DATED 1540, SIGNED WITH THE .X. OF FRANCESCO XANTO AVELLI DA ROVIGO

Details
AN ITALIAN MAIOLICA ISTORIATO DISH
Dated 1540, signed with the .X. of Francesco Xanto Avelli da Rovigo
Painted with the mythological story of Hero and Leander, Leander depicted drowned in the foreground, his inconsolable lover Hero throwing herself out of a tower window in desperation, figures lamenting on either side, a fantasy landscape in the background, the reverse inscribed in blue Leandro in mare, et/Ero alla finestra (Leander in the sea and Hero at the window), yellow line rim
10¾ in. (27.3 cm.) diam.
Provenance
Jakob Goldschmidt-Rothschild, Berlin.
By descent through the family.

Lot Essay

The present dish is related to another of the same subject and with a similar inscription, dated 1538, unsigned and with a surface likely either lustered in the workshop of Maestro Giorgio Andreoli of Gubbio, or by Vicenzo Andreoli, Urbino. Formerly in the collections of Louis-Fidel Debruge Duminil and Peter A. B. Widener, among others, it is now in the National Gallery of Art, Washington, D.C. [1942.9.337].

The scene depicted tells the story of Leander and Hero. A youth of Abydos in Egypt, Leander was in love with Hero, a young priestess of Aphrodite at Sestos. To be with her, he swam each night across the Hellespont, guided by a lamp which Hero would light each evening. One stormy night, the wind extinguished the lamp and Leander, lost and overcome with fatigue, drowned. His body washed up on the shore at Sestos and was discovered by Hero the next day. Unable to cope with her loss, the young priestess threw herself into the sea, thus joining her lover for eternity.

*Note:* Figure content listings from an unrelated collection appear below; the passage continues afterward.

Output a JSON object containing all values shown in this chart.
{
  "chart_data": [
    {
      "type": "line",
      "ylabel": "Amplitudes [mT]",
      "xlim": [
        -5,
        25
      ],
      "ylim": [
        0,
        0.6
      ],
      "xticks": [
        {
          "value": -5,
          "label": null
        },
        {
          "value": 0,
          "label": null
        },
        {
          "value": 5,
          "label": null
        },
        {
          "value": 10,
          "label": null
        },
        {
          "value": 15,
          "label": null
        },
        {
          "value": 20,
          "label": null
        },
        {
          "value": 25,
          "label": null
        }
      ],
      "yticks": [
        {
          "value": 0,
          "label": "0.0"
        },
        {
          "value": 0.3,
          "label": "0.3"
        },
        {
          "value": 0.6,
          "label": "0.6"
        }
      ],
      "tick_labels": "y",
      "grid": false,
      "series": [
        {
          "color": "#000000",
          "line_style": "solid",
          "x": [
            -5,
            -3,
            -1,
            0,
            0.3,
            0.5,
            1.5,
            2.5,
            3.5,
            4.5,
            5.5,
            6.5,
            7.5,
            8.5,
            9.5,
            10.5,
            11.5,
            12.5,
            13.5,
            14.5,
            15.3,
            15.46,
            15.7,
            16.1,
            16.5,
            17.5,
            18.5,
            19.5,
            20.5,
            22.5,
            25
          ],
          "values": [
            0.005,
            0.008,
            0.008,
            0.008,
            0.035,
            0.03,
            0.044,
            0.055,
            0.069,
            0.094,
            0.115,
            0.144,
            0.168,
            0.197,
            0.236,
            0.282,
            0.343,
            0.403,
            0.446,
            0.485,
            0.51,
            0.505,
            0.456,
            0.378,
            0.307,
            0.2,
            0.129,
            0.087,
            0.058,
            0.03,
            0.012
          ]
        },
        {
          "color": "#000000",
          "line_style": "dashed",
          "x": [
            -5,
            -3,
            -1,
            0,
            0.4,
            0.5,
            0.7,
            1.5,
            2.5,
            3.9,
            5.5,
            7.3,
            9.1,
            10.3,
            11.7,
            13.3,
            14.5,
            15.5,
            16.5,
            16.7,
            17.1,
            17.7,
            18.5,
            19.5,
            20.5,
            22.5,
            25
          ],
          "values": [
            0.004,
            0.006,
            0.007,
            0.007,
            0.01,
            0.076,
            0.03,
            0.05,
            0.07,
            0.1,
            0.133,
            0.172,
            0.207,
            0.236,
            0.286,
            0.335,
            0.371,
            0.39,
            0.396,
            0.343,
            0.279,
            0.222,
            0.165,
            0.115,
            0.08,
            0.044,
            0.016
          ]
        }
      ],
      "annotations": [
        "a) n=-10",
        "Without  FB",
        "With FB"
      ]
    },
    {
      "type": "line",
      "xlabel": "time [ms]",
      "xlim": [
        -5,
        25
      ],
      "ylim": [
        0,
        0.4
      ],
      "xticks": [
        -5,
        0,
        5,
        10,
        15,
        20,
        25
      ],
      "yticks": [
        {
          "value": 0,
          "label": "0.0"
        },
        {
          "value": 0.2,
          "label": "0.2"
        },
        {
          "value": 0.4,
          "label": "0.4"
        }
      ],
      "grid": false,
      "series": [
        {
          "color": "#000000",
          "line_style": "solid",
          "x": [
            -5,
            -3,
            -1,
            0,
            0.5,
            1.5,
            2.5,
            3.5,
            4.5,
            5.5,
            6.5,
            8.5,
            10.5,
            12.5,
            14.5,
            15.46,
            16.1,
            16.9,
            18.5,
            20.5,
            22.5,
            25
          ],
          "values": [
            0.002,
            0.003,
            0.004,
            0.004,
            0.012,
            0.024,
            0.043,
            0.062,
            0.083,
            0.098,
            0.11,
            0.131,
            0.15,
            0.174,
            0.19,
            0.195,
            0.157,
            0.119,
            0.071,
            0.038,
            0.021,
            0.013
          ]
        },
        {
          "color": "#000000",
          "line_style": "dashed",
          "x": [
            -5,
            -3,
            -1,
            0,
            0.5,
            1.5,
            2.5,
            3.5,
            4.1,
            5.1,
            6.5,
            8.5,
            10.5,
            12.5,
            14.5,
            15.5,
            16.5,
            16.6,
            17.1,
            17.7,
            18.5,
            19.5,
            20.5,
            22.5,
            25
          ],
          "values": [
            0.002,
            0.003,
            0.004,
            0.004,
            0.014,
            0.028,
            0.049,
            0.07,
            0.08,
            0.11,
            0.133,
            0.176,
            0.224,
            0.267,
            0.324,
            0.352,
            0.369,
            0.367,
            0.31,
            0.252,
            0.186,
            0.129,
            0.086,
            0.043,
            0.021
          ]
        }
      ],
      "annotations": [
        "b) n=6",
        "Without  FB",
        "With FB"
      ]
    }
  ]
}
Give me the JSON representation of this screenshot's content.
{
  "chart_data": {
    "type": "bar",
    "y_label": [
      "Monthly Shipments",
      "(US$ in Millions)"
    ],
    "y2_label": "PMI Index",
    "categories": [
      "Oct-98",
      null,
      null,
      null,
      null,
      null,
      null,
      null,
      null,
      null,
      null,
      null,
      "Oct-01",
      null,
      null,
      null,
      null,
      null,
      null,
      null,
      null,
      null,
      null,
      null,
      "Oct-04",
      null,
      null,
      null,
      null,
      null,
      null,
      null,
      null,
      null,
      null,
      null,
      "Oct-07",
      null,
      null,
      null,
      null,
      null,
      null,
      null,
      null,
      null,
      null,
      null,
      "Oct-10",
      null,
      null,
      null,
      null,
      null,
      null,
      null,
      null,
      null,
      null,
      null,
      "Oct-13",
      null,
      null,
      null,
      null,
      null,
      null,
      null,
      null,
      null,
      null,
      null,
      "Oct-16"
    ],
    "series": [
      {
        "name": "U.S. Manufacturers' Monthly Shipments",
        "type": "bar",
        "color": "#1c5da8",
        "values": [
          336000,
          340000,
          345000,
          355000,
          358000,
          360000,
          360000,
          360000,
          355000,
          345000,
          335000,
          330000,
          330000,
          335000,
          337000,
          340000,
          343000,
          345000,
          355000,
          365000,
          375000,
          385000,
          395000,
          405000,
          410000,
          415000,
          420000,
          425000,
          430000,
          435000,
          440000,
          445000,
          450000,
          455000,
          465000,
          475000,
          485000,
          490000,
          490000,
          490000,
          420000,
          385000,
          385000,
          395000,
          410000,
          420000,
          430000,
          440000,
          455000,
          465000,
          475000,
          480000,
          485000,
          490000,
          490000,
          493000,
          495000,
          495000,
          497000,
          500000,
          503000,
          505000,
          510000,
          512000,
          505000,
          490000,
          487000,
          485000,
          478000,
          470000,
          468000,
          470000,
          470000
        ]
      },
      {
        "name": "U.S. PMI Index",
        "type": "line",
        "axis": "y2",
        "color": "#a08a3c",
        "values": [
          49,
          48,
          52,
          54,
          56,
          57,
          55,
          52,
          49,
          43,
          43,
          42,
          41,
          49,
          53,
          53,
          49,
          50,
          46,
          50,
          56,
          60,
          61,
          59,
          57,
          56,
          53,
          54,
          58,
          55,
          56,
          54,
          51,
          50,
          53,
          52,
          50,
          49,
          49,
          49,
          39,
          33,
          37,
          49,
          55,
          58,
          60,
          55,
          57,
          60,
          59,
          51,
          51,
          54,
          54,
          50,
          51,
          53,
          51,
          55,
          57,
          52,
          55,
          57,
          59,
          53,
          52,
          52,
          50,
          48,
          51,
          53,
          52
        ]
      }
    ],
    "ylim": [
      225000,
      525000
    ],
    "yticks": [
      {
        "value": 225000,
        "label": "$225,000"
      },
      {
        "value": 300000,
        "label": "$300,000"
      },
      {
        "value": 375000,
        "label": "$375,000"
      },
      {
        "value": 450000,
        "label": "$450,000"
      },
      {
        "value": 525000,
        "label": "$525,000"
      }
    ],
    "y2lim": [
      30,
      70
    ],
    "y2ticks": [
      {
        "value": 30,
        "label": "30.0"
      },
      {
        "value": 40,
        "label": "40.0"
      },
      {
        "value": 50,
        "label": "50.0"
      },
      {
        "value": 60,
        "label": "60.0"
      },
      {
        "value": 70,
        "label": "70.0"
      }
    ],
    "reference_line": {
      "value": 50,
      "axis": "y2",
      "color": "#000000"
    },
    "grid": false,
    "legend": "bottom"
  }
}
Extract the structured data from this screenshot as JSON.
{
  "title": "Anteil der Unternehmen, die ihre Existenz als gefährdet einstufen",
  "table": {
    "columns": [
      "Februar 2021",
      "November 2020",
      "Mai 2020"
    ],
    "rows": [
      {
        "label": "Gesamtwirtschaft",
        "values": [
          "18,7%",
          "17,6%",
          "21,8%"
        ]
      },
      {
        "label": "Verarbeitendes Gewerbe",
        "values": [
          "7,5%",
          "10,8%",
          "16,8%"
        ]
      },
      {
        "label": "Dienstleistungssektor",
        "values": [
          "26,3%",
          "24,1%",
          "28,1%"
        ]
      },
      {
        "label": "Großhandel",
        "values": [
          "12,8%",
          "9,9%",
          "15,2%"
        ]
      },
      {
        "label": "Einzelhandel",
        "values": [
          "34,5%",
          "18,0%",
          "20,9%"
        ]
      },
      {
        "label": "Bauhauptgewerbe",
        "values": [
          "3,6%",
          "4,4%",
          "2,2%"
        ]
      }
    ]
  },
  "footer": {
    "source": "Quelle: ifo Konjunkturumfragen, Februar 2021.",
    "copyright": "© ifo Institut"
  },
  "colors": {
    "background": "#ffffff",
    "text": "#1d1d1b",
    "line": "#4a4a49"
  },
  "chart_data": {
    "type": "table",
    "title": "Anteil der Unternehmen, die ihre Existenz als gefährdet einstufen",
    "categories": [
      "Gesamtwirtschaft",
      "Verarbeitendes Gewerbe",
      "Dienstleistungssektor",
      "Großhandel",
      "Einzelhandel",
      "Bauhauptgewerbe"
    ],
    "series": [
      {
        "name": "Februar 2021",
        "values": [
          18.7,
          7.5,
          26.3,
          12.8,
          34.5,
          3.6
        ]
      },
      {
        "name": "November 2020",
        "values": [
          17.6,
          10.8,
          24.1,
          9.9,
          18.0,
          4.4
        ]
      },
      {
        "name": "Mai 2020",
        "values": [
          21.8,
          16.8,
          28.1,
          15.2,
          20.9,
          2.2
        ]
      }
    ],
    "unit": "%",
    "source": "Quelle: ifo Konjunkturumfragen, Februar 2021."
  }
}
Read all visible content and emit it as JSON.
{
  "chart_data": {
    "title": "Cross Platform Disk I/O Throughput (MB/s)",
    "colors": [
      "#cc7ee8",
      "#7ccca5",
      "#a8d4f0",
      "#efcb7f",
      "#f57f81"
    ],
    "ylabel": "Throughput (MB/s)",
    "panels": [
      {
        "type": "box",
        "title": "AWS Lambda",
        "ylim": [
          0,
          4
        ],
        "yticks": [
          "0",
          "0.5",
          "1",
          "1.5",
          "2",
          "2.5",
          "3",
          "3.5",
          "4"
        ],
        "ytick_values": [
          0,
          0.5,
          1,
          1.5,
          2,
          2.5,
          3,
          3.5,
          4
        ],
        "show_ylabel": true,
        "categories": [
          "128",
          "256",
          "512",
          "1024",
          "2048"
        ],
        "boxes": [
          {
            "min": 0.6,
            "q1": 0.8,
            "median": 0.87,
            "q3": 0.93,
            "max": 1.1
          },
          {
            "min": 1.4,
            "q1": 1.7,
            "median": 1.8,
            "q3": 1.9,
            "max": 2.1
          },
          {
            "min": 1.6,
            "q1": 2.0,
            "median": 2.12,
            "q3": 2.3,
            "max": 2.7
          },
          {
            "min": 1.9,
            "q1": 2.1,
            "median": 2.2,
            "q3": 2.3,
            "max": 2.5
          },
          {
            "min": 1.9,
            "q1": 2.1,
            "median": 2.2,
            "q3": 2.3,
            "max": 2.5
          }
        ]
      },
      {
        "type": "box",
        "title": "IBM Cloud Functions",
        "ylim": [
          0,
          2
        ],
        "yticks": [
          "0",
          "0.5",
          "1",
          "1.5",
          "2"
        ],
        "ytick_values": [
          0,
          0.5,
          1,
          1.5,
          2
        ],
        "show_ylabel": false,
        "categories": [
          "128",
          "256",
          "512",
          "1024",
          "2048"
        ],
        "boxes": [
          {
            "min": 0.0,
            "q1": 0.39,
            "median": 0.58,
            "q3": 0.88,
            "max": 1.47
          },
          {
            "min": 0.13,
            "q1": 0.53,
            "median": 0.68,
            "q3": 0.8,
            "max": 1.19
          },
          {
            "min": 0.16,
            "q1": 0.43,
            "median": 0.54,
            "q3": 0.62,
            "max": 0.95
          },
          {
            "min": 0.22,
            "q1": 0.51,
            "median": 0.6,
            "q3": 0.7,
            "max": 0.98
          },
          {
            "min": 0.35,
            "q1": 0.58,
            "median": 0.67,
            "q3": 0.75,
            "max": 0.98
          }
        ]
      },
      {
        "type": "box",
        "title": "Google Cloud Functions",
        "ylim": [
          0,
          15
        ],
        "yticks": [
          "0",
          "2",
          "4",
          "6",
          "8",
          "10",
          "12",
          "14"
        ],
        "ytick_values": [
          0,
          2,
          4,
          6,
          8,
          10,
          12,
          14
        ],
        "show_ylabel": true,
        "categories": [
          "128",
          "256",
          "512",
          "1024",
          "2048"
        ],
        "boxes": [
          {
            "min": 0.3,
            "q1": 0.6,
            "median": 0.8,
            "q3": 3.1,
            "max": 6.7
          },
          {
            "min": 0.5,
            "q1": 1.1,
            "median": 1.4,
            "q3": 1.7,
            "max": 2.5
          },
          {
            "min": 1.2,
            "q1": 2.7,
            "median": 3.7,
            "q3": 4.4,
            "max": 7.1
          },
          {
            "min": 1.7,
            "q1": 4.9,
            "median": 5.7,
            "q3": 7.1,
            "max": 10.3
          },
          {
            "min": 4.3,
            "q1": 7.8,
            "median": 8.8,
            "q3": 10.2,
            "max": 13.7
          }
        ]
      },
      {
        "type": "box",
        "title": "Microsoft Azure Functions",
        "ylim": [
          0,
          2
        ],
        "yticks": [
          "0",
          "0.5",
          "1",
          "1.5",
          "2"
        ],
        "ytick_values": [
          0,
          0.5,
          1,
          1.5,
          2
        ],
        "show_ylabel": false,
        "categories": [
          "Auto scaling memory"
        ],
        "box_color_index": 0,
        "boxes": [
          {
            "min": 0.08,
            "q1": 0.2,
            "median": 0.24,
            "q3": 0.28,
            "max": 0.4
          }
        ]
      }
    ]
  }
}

As with much of Xanto's work, the individual figures are based on known contemporary print sources which were "cut-and-pasted" as needed to illustrate a given scene. The images on the present dish vary somewhat from the example in Washington, although the general composition is the same. Easily recognizable is the figure of the lamenting putto at the right. Taken from an engraving by Agostino Musi, called Agostino Veneziano after a drawing by Raphael, it was used by Xanto on a dish acquired by Arthur M. Sackler, sold Christie's New York, 1 June 1994, lot 23.

For an in depth study of the work of Xanto Avelli, the subject of a recent exhibition at The Wallace Collection, London, see J.V.G. Mallet, Xanto, Potter-Painter, Poet, Man of the Italian Renaissance, London, 2007. The present dish was not included in the listing of extant examples, Appendix C, as its existence was unknown at the time of publication. It will be included in an updated listing of Francesco Xanto Avelli da Rovigo's oeuvre.